Novartis' Sandoz Jobs on the Chopping Block
Published: Feb 09, 2018 By Alex Keown
The first of the pink slips at Sandoz’ generic-drug manufacturing facility in Broomfield, Colo. have been handed out. The company issued 65 layoff notices this week, BizWest reported, citing a WARN notice filed with the Colorado Department of Labor and Employment.
Sandoz, Novartis’ generics division, announced its intentions to close the Colorado facility last fall and relocate the operations to a facility in Wilson, N.C. The shift of operations is expected to occur by the end of 2019. As it closes the Colorado facility, Sandoz is expected to lay off about 450 employees. The letter was filed with the Colorado Department of Labor and Employment on Feb. 6.

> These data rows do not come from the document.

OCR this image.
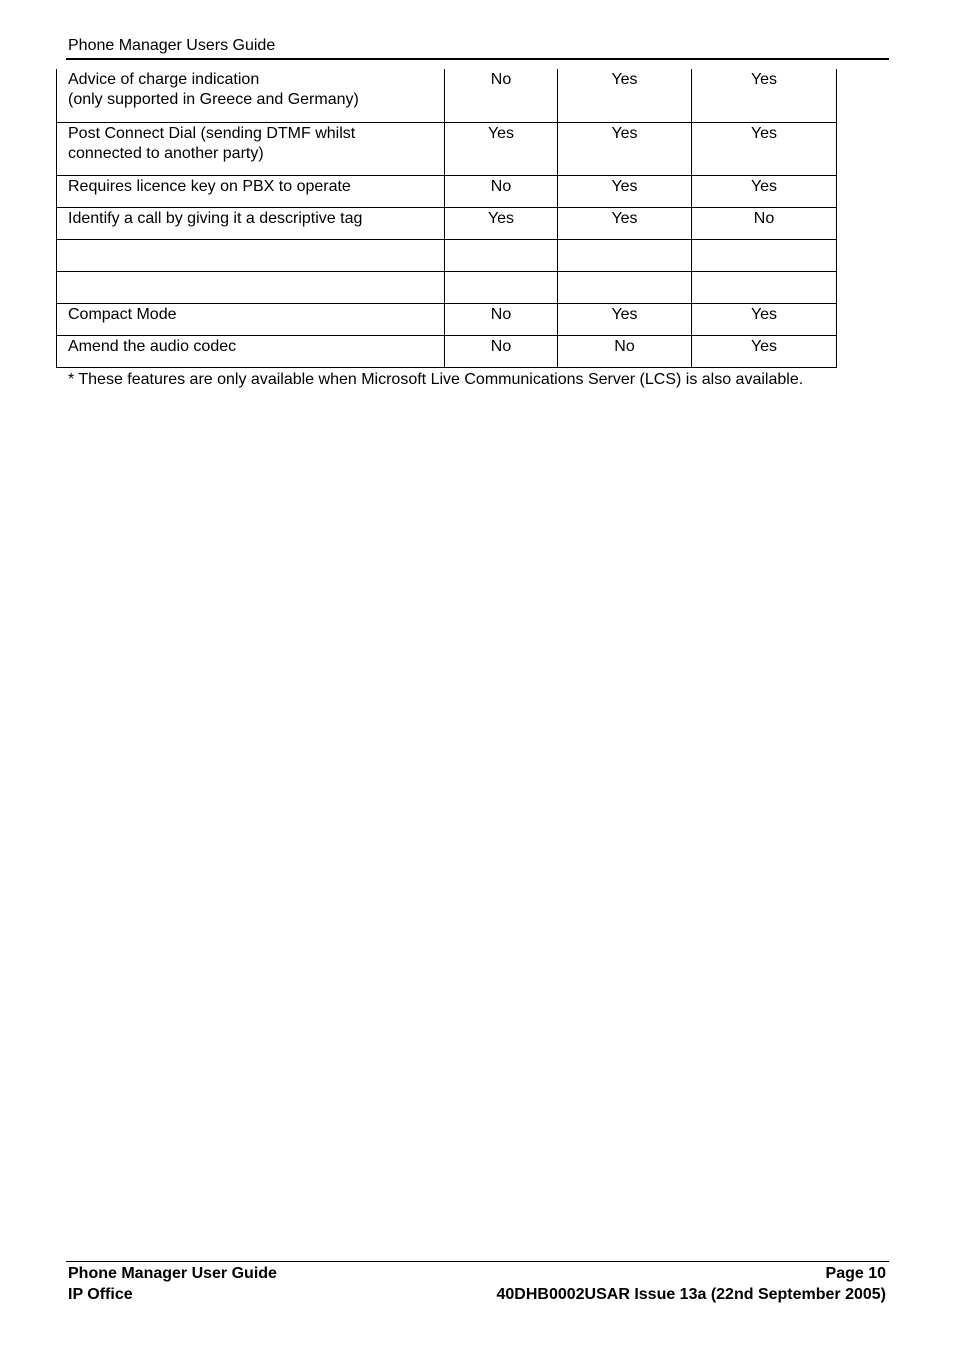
Phone Manager Users Guide
Advice of charge indication
(only supported in Greece and Germany)	No	Yes	Yes

Post Connect Dial (sending DTMF whilst
connected to another party)	Yes	Yes	Yes
Requires licence key on PBX to operate	No	Yes	Yes
Identify a call by giving it a descriptive tag	Yes	Yes	No

Compact Mode	No	Yes	Yes
Amend the audio codec	No	No	Yes
* These features are only available when Microsoft Live Communications Server (LCS) is also available.
Phone Manager User Guide
IP Office
Page 10
40DHB0002USAR Issue 13a (22nd September 2005)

Sandoz’s parent company Novartis announced plans to restructure and consolidate its manufacturing sites last year. The company’s aim is to optimize capacity planning and improve efficiency. Novartis has 67 manufacturing sites. Of those, 40 are under the Sandoz division.
Citing the WARN (Worker Adjustment and Retraining Notification Act) notice, BizWest said the layoffs are expected to begin April 7 and take place over a 14-day period. The total number of layoffs are expected to occur in three waves through 2019 when the plant will be shuttered. The first wave of job cuts includes four lead production technicians and 37 production technicians, among others, BizWest said.
Employees facing the loss of their job in Colorado will be provided with severance packages and job placement assistance, Sandoz said in October. Additionally, employees can apply for other open positions at Novartis.
When Sandoz announced the closure of the Broomfield site in October, it noted a number of reasons. Sandoz said that “double-digit price erosion caused by customer consolidation and increased competition taking place within the U.S. generic drug market” directly led to above-average pricing pressure in the United States, BioSpace initially reported in October.
“While this was a strategic choice made to optimize our manufacturing infrastructure, it was a very difficult decision as the closure affects approximately 450 employees at the Broomfield site,” the company added.
The Colorado facility specialized in the manufacture of oral solid drugs. Some of the drugs made at the Brookfield site were no longer commercially competitive due to “saturated markets,” Sandoz said. Approximately half of the products made at the Broomfield site were no longer seen as competitive and were being discontinued, a company spokesperson said at the time the announcement was made.
Sandoz’s Wilson, N.C. manufacturing facility has several open positions, including a director of supply chain management, packaging technicians and manager of quality assurance/ quality control compliance.